Tunisian FEMEN Activist On Trial For Assaulting Guards In Prison, While Awaiting Trial On Unrelated Charges
Her name is Amina Sboui and she is 19 years old. For the last two months, her home has been inside the four walls of a cell at the Messadines women’s prison in Tunisia. On Monday she appeared in court, after being accused of assaulting guards and defaming public servants. She was wearing a thin pink T-shirt, revealing a tattoo on her arm, while her co-defendant, her cellmate, a girl named Rabia, wore a sifsari, the traditional Tunisian veil.
But Sboui is not just any Tunisian prisoner, she is a member of FEMEN, the Ukrainian-based feminist group that has staged outrageous and provocative protest demonstrations across Europe. Sboui gained international recognition in March when she posted pictures of herself on the Internet to protest the mistreatment of women in her country. In true FEMEN fashion, she was bare-breasted and had inscriptions on her body such as “my body belongs to me” and “f*** your morals.”
Sboui was arrested in May after she was caught writing the name of the Ukrainian activist group on the wall of a cemetery in the city of Kairouan, in the center of Tunisia, while denouncing a gathering of hard-line Islamists. She was subsequently charged with undermining public morals and desecrating a cemetery. She has spent two months in prison in that case, although no trial date has yet been established.

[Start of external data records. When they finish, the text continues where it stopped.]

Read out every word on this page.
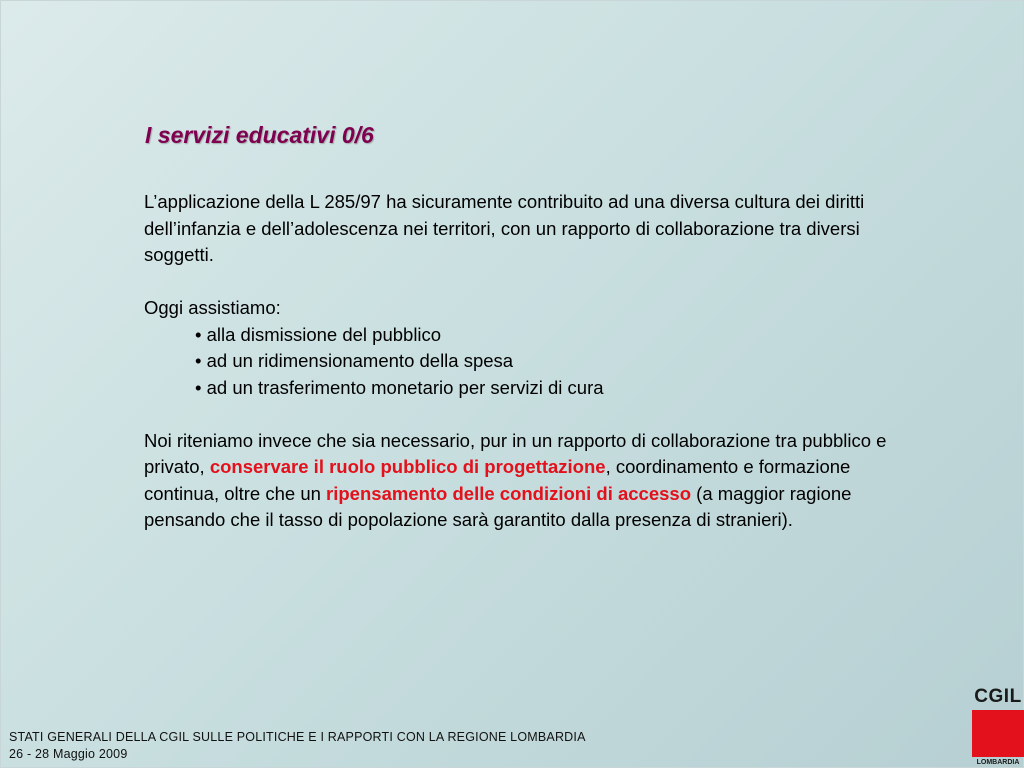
I servizi educativi 0/6

L’applicazione della L 285/97 ha sicuramente contribuito ad una diversa cultura dei diritti dell’infanzia e dell’adolescenza nei territori, con un rapporto di collaborazione tra diversi soggetti.

Oggi assistiamo:

• alla dismissione del pubblico
• ad un ridimensionamento della spesa
• ad un trasferimento monetario per servizi di cura

Noi riteniamo invece che sia necessario, pur in un rapporto di collaborazione tra pubblico e privato, conservare il ruolo pubblico di progettazione, coordinamento e formazione continua, oltre che un ripensamento delle condizioni di accesso (a maggior ragione pensando che il tasso di popolazione sarà garantito dalla presenza di stranieri).

STATI GENERALI DELLA CGIL SULLE POLITICHE E I RAPPORTI CON LA REGIONE LOMBARDIA
26 - 28 Maggio 2009
CGIL
LOMBARDIA
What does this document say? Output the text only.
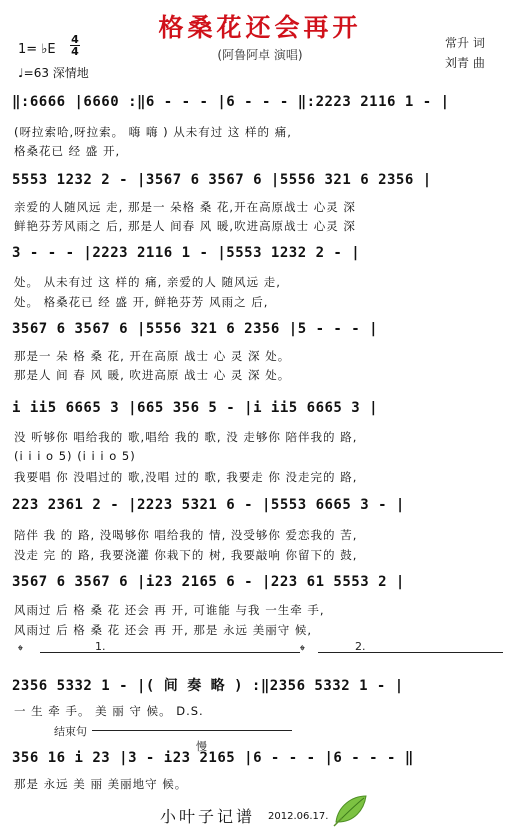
格桑花还会再开
(阿鲁阿卓 演唱)
常升 词
刘青 曲
1= ♭E
4
4
♩=63 深情地
‖:6666 |6660 :‖6 - - - |6 - - - ‖:2223 2116 1 - |
(呀拉索哈,呀拉索。 嗨 嗨 ) 从未有过 这 样的 痛,
格桑花已 经 盛 开,
5553 1232 2 - |3567 6 3567 6 |5556 321 6 2356 |
亲爱的人随风远 走, 那是一 朵格 桑 花,开在高原战士 心灵 深
鲜艳芬芳风雨之 后, 那是人 间春 风 暖,吹进高原战士 心灵 深
3 - - - |2223 2116 1 - |5553 1232 2 - |
处。 从未有过 这 样的 痛, 亲爱的人 随风远 走,
处。 格桑花已 经 盛 开, 鲜艳芬芳 风雨之 后,
3567 6 3567 6 |5556 321 6 2356 |5 - - - |
那是一 朵 格 桑 花, 开在高原 战士 心 灵 深 处。
那是人 间 春 风 暖, 吹进高原 战士 心 灵 深 处。
i ii5 6665 3 |665 356 5 - |i ii5 6665 3 |
没 听够你 唱给我的 歌,唱给 我的 歌, 没 走够你 陪伴我的 路,
(i i i o 5) (i i i o 5)
我要唱 你 没唱过的 歌,没唱 过的 歌, 我要走 你 没走完的 路,
223 2361 2 - |2223 5321 6 - |5553 6665 3 - |
陪伴 我 的 路, 没喝够你 唱给我的 情, 没受够你 爱恋我的 苦,
没走 完 的 路, 我要浇灌 你栽下的 树, 我要敲响 你留下的 鼓,
3567 6 3567 6 |i23 2165 6 - |223 61 5553 2 |
风雨过 后 格 桑 花 还会 再 开, 可谁能 与我 一生牵 手,
风雨过 后 格 桑 花 还会 再 开, 那是 永远 美丽守 候,
𝄌	1.	𝄌	2.
2356 5332 1 - |( 间 奏 略 ) :‖2356 5332 1 - |
一 生 牵 手。 美 丽 守 候。 D.S.
结束句
慢
356 16 i 23 |3 - i23 2165 |6 - - - |6 - - - ‖
那是 永远 美 丽 美丽地守 候。
小叶子记谱 2012.06.17.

Her appearance before a judge this week in the court in M’Saken stemmed from a separate incident in prison, however. Sboui claimed that her cellmate Rabia was beaten and mistreated by four guards, compelling her to intervene by pushing the guards off of Rabia’s body. Sboui also alleged her cellmate was forced to stand in the hot sun for five hours as a punishment for not saluting the prison guards as required. Prison guards pressed charges against both prisoners for insulting and defaming them during the course of their duties.
“I am being tried, because I condemned the torture of detainees and the violence used against them,” Sboui told Agence France-Presse. One of Sboui’s defense attorneys, Radhia Nasraoui, has asked the charges to be dismissed, saying the prison guards acted in retaliation and fabricated charges against her client. The judge in the current case will deliver his final verdict on July 29 -- the two women face a possible year in prison for contempt and six months for defamation.
Human Rights Watch has asked for a pre-trial release. “It does not matter to me if I am held in prison for a long time,” Sboui allegedly said, according to a support committee formed on her behalf. “To be behind bars is not as hard as to be outside, watching a religious dictatorship take over Tunisia.” HRW's deputy Middle East and North Africa director, Eric Goldstein, recently said that the Tunisian court “should scrutinize carefully the serious charges against Amina Sboui, which seem motivated more by a desire to punish her provocative activism than by evidence of wrongdoing.”
Despite Tunisia’s reputation as one of the most progressive states in the Muslim world with respect to women’s rights, since the revolution that toppled dictator Zine El Abidine Ben Ali two and a half years ago, Islamic fundamentalist groups have sprouted up. Indeed, the current government is controlled by moderate Islamists linked to the Ennahda movement. Sboui’s provocative behavior has pushed the limits of such tolerance in the country.
FEMEN leader Inna Shevchenko, now living in exile in France, said Tunisia is the starting point for a new campaign she wants to call the “new Arab Spring” for women. “Countries [which participated in the] Arab Spring [revolution] were [ultimately] a big disappointment for society,” Shevchenko told Deutsche Welle, the German broadcaster. “Also with the changing political situation -- and Islamist parties which are leading governments, in Tunisia as well -- they are trying to increase the levels of oppression.”